Anthropic is launching a program to fund the development of new types of benchmarks capable of evaluating the performance and impact of AI models, including generative models like its own Claude.
Unveiled Monday, Anthropic’s program will award grants to third-party organizations that can, as the company explains in a blog post, “effectively measure the advanced capabilities of AI models.” Interested parties can submit applications, which will be evaluated on a rolling basis.
“Our investment in these assessments aims to improve the entire field of AI safety, providing valuable tools that benefit the entire ecosystem,” Anthropic wrote on its official blog. “Developing high-quality, relevant safety assessments remains a challenge, and demand outstrips supply.”
As we’ve already pointed out, AI has a benchmarking problem. The most commonly cited benchmarks today fail to capture how the average person actually uses the systems under test. It’s also questionable whether some benchmarks, especially those published before the advent of modern generative AI, even measure what they’re supposed to measure, given their age.
The very high-level and more difficult-than-it-seems solution proposed by Anthropic is to create ambitious benchmarks with a focus on AI safety and societal implications through new tools, infrastructures and methods.
The company is calling for tests that assess a model’s ability to perform tasks such as conducting cyberattacks, “enhancing” weapons of mass destruction (e.g. nuclear weapons), and manipulating or deceiving people (e.g. through deepfakes or disinformation).
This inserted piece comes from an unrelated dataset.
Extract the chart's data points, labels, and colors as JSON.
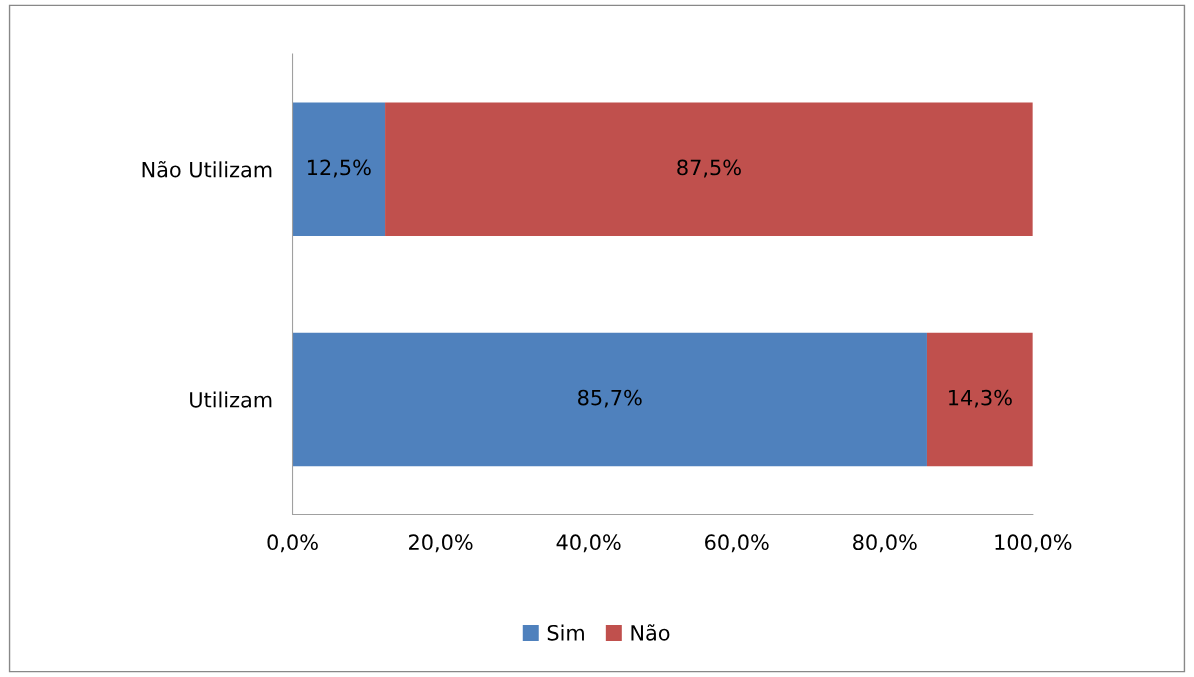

For AI risks related to national security and defense, Anthropic says it is committed to developing some kind of “early warning system” to identify and assess risks, though it doesn’t reveal in the blog post what such a system might entail.
Anthropic also says its new program aims to support research on “end-to-end” benchmarks and tasks that probe AI’s potential to aid scientific study, converse in multiple languages, and mitigate entrenched biases and the toxicity of self-censorship.
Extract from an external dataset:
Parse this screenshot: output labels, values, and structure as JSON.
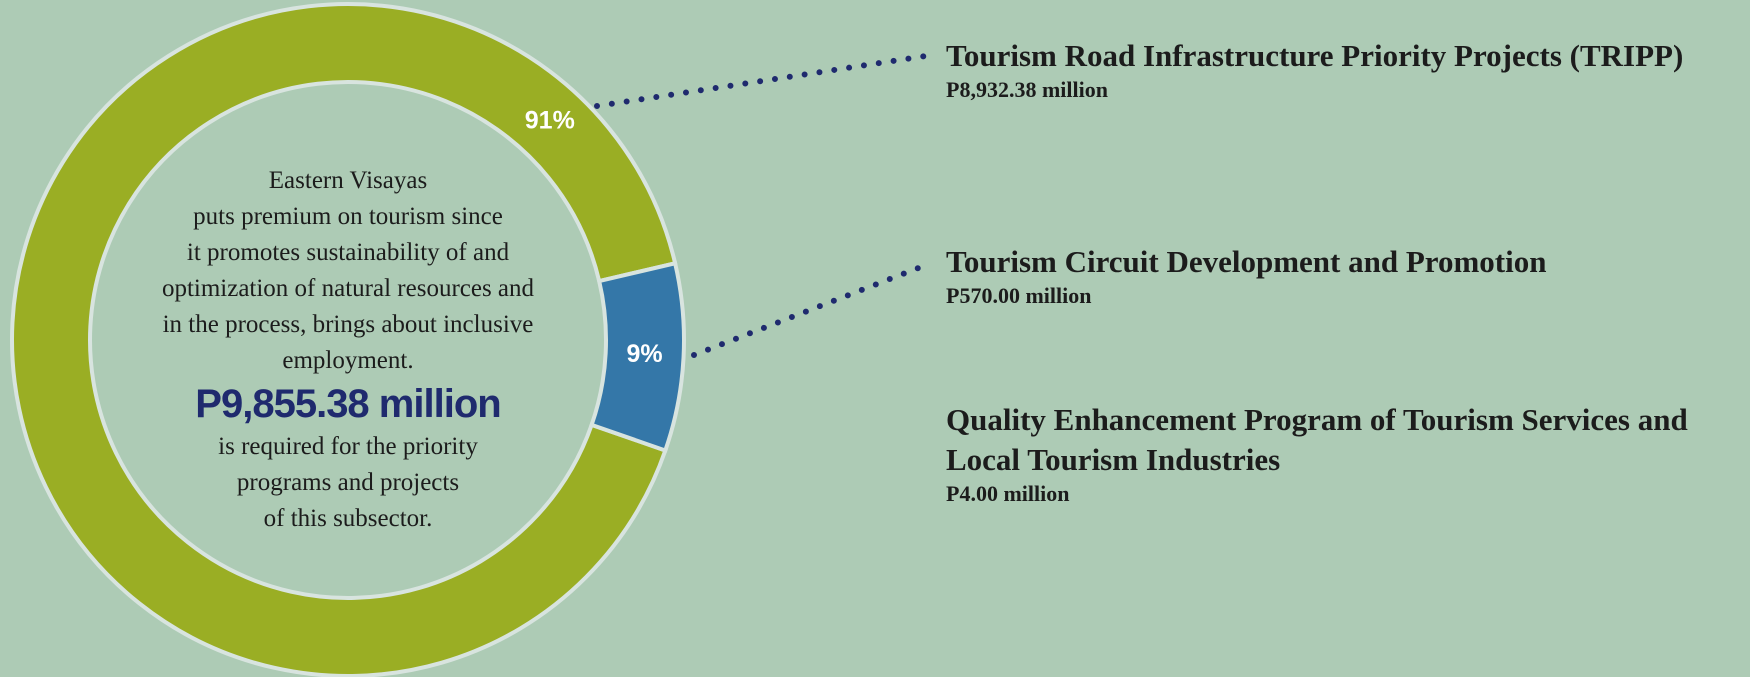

To achieve this, Anthropic is considering new platforms that would allow subject matter experts to develop their own assessments and conduct large-scale testing of models involving “thousands” of users. The company says it has hired a full-time coordinator for the program and that it could buy or expand projects that it believes have the potential to grow.
“We offer a range of funding options tailored to the needs and stage of each project,” Anthropic wrote in the post, though an Anthropic spokesperson declined to provide further details on those options. “Teams will have the opportunity to interact directly with Anthropic’s domain experts from Frontier Red, Focus, Trust & Safety, and other relevant teams.”
Anthropic’s efforts to support new AI benchmarks are commendable, provided of course that there are enough funds and personnel to support them. But given the company’s commercial ambitions in the AI race, it might be hard to trust it entirely.
In the blog post, Anthropic is quite transparent about the fact that it wants some of the evaluations it funds to align with AI safety classifications. he developed (with the help of some third parties like the nonprofit AI research organization METR). This is certainly the company’s prerogative. But it can also force program applicants to accept definitions of “safe” or “risky” AI with which they may not fully agree.
Some in the AI community are also likely to take issue with Anthropic’s allusions to “catastrophic” and “deceptive” risks of AI, such as those posed by nuclear weapons. Many experts say there is little evidence to suggest that AI as we know it will acquire world-destroying capabilities and surpass humans in the near future, if ever. Claims of imminent “superintelligence” only serve to distract from pressing AI regulatory issues of the day, such as AI’s hallucinatory tendencies, these experts add.
In its paper, Anthropic writes that it hopes its program will serve as “a catalyst for moving toward a future where comprehensive AI assessment is an industry standard.” It’s a mission that many open, non-corporate efforts to create better AI benchmarks can identify with. But it remains to be seen whether those efforts are willing to partner with an AI vendor whose loyalty ultimately lies with shareholders.